Coles-operator Wesfarmers Ltd announced on Monday that sales of the retail firm saw spiking numbers in the first six months of the current financial year despite cautious consumer behaviour seen for the most part of the period.

According to its latest sales report, Coles' overall sales during the first half of fiscal 2011 jumped by 5.9 percent to $16.31 billion while the retail giant's home improvement and office division sales shot up by 4.8 percent to $4.25 billion.

In his statement, Wesfarmers managing director Richard Goyder said that the encouraging numbers were achieved amidst an uncertain retail environment, higher interest rates and the unpredictable weather conditions that hit the east coast of Australia.

Goyder admitted that such factors hampered growth on the firm's business operations, specifically Target and Bunnings and "deflation was evident across all divisions, driven by a competitive retail landscape and strong Australian dollar."

Target managing director Launa Inman reported that sales of their overall sales suffered retreats of 3.1 percent to $2.2 billion during the first six months of financial year 2010/11 while comparable store sales dipped by 3.3 percent in the same period.

Inman said that the results detracted from numbers posted in the previous corresponding period when Target realised significant record figures.

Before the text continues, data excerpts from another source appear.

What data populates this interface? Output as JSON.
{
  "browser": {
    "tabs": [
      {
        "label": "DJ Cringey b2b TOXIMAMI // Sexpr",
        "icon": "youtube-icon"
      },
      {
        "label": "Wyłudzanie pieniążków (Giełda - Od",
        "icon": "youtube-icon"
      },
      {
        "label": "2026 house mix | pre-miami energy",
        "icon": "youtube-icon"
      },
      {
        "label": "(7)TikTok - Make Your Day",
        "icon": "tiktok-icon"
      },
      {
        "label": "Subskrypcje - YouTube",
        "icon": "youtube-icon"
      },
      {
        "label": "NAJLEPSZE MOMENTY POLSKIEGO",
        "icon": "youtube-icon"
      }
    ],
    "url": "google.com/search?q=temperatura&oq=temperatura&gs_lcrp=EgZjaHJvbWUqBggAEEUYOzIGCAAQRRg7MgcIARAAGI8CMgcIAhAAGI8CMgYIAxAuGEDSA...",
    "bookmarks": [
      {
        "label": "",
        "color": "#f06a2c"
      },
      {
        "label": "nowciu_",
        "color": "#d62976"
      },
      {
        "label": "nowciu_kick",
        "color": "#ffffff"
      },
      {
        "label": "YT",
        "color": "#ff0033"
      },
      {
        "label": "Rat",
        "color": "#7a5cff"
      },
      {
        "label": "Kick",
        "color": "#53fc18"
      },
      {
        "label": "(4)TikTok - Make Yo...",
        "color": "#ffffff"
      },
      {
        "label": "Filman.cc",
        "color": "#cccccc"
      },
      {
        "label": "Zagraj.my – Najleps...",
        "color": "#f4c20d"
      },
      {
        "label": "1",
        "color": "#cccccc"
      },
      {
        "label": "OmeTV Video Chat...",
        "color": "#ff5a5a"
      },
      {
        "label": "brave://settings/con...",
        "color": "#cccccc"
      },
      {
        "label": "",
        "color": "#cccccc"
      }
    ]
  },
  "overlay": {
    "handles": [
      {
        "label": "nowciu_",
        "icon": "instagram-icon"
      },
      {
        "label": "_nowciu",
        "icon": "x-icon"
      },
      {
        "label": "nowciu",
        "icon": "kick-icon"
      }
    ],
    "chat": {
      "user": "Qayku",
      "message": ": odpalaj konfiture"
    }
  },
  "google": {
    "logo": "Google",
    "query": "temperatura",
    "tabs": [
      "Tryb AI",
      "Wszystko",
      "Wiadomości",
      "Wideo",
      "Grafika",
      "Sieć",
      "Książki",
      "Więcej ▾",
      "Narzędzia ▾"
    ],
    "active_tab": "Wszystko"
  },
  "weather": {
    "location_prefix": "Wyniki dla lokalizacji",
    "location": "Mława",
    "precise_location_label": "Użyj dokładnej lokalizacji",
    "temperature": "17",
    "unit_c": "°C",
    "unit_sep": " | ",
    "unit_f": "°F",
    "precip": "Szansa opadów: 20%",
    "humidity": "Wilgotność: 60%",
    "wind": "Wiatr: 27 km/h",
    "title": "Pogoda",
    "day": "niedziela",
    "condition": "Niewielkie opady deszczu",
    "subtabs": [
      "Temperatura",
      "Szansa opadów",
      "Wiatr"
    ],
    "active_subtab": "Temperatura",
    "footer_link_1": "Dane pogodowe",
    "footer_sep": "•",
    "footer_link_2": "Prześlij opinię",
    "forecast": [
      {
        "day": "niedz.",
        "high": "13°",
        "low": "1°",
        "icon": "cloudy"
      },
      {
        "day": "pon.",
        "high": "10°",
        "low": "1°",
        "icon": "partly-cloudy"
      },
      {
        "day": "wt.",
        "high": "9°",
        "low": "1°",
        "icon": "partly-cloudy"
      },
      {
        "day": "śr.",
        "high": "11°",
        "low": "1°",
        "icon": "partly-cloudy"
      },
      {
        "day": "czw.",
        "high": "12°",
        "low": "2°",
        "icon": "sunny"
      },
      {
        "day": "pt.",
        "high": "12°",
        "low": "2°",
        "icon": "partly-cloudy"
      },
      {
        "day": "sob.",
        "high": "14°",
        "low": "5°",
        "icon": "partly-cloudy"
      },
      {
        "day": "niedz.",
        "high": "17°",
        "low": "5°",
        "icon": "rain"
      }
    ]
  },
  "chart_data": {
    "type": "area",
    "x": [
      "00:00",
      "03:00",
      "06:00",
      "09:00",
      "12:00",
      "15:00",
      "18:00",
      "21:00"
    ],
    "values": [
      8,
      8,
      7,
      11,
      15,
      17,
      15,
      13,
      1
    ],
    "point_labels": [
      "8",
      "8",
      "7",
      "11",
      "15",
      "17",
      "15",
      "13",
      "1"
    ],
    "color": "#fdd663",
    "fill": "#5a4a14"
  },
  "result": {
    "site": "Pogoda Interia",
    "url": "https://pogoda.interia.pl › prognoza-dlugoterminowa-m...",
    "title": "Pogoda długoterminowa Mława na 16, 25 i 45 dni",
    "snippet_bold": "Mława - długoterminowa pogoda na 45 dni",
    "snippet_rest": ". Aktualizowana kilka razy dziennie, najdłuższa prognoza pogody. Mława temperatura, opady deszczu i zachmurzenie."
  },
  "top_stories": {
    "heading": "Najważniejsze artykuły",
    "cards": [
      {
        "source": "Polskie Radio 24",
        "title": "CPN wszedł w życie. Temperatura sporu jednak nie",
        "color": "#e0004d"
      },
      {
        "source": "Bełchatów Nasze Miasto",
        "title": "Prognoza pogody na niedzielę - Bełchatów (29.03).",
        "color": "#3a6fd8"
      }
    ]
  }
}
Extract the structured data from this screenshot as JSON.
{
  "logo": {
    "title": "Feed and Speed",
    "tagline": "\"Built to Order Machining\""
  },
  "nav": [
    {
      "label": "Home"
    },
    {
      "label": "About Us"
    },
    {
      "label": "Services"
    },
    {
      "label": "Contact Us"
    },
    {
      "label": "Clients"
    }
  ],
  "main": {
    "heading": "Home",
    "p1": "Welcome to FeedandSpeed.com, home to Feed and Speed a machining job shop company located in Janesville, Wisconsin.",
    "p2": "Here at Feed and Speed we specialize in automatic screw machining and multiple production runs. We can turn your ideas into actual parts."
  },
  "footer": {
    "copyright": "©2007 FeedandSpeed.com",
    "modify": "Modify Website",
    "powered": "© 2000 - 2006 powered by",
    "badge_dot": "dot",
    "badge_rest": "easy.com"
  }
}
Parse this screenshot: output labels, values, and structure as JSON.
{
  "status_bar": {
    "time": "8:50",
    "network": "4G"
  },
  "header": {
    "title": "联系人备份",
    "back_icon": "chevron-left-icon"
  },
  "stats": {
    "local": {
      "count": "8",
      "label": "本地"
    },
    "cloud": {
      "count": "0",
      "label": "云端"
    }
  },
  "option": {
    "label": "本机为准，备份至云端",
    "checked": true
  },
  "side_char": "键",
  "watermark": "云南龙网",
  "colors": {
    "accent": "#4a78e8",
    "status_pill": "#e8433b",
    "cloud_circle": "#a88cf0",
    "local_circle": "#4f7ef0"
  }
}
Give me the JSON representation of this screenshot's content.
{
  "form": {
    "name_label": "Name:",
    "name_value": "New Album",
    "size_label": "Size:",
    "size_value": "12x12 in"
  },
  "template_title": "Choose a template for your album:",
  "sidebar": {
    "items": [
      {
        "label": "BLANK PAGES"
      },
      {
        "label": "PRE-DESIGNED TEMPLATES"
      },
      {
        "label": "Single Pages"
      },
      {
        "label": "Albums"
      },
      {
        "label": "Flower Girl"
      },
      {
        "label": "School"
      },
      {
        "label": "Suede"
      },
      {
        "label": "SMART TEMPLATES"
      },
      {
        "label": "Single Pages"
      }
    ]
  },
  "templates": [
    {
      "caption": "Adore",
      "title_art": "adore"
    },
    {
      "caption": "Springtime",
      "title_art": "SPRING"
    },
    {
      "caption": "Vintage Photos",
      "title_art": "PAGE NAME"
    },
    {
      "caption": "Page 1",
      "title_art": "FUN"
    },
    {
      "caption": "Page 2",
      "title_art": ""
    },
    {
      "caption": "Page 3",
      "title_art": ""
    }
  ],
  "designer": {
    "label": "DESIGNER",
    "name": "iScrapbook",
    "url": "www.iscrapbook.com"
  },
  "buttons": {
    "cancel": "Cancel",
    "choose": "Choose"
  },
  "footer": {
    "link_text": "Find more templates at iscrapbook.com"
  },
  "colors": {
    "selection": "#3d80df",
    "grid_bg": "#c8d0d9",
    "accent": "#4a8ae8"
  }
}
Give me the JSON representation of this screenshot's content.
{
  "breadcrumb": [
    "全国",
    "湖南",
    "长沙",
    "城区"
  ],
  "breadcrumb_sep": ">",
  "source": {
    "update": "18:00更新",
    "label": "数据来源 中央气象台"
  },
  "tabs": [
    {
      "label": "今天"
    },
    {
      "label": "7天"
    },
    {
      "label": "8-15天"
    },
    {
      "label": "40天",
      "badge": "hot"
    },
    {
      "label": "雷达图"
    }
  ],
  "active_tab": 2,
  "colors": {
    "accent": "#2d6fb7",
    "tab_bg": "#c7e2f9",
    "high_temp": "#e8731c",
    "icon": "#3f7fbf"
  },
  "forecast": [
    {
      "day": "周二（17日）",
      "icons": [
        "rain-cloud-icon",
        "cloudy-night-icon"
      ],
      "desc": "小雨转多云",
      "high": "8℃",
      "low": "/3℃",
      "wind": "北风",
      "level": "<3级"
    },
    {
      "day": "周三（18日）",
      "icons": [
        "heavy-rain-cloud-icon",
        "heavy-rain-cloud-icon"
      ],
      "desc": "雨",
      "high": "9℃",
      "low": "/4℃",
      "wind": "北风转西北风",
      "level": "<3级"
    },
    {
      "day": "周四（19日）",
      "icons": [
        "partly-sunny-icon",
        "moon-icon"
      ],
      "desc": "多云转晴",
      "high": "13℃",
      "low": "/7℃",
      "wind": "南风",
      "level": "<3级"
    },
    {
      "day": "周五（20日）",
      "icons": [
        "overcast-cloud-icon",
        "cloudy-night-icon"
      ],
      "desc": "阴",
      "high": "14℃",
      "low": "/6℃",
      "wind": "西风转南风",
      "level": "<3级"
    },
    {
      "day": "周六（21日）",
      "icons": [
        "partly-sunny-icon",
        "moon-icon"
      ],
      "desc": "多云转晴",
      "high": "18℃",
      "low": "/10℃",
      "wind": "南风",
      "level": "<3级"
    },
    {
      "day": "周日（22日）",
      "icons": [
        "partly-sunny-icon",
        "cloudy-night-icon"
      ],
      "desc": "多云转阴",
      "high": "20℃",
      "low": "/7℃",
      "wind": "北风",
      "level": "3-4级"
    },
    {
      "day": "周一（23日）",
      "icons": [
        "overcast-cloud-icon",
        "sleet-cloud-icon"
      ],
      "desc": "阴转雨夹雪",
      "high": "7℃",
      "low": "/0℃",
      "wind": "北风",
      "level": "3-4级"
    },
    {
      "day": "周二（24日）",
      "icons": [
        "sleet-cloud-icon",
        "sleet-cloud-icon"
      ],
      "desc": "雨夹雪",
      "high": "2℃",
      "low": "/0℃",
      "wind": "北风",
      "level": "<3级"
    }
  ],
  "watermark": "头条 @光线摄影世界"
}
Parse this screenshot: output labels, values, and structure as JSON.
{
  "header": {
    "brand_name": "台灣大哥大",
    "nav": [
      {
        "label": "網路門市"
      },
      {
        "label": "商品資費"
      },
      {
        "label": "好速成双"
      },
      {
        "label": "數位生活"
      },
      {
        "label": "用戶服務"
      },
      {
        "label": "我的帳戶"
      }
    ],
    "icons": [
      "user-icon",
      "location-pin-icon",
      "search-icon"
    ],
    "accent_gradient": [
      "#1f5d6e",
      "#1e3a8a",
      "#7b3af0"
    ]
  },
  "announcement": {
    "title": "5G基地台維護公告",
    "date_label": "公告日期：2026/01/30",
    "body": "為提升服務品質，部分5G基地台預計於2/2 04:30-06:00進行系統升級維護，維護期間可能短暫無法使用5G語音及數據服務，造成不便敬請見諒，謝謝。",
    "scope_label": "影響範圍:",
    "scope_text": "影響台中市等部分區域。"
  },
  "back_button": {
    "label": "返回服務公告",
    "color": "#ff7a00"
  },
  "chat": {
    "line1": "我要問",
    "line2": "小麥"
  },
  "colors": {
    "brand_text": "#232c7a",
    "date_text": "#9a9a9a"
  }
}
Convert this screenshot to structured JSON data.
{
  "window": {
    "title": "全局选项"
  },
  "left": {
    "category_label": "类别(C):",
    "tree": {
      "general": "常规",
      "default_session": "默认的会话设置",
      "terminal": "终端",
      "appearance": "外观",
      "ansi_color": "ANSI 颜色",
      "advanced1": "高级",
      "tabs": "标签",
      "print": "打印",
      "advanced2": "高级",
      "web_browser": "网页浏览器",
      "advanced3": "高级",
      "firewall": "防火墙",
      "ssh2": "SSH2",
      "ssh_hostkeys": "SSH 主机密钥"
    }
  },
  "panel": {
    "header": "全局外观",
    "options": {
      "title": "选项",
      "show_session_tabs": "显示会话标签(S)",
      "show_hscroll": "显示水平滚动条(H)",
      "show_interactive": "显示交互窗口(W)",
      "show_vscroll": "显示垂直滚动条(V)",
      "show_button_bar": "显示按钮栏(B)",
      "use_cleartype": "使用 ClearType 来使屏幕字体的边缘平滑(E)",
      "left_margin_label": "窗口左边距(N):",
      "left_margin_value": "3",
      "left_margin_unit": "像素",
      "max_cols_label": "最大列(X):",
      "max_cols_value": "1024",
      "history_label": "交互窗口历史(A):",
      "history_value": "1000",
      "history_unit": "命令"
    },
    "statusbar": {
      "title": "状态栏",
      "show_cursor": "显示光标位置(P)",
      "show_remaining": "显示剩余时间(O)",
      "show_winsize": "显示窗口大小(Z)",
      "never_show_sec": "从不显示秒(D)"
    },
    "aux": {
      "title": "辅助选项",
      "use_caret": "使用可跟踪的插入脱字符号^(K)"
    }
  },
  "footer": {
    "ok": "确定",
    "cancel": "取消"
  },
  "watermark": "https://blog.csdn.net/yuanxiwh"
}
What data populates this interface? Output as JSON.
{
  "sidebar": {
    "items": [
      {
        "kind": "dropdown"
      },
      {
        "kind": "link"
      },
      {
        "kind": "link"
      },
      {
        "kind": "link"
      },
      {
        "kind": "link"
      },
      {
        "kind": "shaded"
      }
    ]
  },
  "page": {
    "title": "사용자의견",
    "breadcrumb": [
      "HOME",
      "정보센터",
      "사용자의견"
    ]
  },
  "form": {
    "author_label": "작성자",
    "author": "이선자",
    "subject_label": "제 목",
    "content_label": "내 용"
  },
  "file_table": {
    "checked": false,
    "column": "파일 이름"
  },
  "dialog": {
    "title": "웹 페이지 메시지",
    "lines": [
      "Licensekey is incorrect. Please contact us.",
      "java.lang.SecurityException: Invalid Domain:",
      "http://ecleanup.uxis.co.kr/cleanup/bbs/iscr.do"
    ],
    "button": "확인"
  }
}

She added that cooler weather conditions in the eastern regions discouraged better movements of Target's seasonal products, leaving a rather challenging trading condition for its stores.

Inman also clarified that customers and sales actually surged during the same period but the falling numbers "reflect the impact of price deflation across the market along with measures taken to clear seasonal stock."

The division announced too that a total of 21 Target stores were refurbished in the second quarter, leading to 39 stores that have been renovated for the entire six months of the first half.